É verdade que o ditado popular diz-nos precisamente o oposto. É factual que nem sempre o que é local é bom. Sobre isto estamos conversados. Mas há exceções. Muitas. E devemos valorizar os agentes locais pois só assim poderão vir a ser melhores, além de que a riqueza aqui produzida fica no concelho.
Poderíamos aqui trazer vários casos de sucesso. Comecemos, por exemplo, pelas marchas populares, que nas últimas semanas têm estado envoltas em polémica.
Partindo do princípio que dificilmente serão como as de Lisboa, não é menos verdade se afirmarmos que, caso sejam devidamente apoiadas, poderão afirmar-se a nível local e regional. Basta que haja vontade de todos os intervenientes: autarquia, juntas de freguesia, associações, clubes, dirigentes associativos, comércio local e, claro, os ensaiadores e marchantes. Se todos remarem no mesmo sentido poderemos ter um produto muito atrativo e isso já ficou demonstrado no passado.
A Feira Nacional de Artesanato e Gastronomia é outro exemplo de como uma pequena associação consegue organizar uma iniciativa com esta grandiosidade, o mesmo sucedendo com o Clube Automóvel da Marinha Grande que há anos monta um dos melhores ralis do país: o Centro de Portugal.
As peças de teatro produzidas no Operário e Império, as galas da Ordem, as iniciativas das universidades seniores, a atividade desportiva intensa são outros exemplos de que, aqui, conseguimos fazer bem. Mas podemos fazer muito melhor e, por vezes, basta um pormenor.

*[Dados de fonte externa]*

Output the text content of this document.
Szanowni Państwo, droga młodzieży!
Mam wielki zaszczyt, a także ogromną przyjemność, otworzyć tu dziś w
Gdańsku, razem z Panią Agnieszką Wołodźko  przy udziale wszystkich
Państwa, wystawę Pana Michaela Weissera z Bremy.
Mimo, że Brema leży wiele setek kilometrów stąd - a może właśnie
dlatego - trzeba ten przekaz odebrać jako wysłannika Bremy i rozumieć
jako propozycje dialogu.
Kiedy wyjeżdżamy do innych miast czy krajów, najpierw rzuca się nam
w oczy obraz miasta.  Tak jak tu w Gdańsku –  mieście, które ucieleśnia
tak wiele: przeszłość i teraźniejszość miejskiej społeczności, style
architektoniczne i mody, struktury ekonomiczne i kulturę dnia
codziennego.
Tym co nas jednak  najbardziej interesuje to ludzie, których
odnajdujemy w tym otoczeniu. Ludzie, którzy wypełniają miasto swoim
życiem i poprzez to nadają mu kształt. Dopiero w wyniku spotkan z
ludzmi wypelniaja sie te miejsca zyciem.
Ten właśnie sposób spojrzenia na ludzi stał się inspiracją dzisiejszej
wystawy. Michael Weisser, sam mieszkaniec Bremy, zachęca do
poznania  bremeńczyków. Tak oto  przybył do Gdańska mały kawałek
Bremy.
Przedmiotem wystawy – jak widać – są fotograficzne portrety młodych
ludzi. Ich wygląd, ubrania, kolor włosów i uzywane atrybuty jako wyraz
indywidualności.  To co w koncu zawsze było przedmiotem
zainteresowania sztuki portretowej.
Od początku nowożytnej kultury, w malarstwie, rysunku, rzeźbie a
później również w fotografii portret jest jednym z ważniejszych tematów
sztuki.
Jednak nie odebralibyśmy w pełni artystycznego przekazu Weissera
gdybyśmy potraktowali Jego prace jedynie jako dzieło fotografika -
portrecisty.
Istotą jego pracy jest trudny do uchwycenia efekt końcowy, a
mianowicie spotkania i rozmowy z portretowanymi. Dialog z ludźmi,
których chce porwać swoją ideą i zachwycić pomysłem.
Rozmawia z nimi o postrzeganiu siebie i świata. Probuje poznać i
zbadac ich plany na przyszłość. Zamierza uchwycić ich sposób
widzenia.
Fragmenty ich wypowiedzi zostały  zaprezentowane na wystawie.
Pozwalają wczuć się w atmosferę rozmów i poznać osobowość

Recentemente, a Rádio Clube Marinhense, em articulação com diversas entidades do concelho, promoveu uma gala de jovens talentos que se traduziu num belo espetáculo, feito com a «prata da casa». Não se entende que se invistam milhares de euros em alguns espetáculos, que o dinheiro saia do concelho, quando temos capacidade de os produzir localmente.
Por estas razões, há que começar a olhar para os agentes locais como competentes, desde que as autarquias sejam agentes facilitadores. Vamos a isso?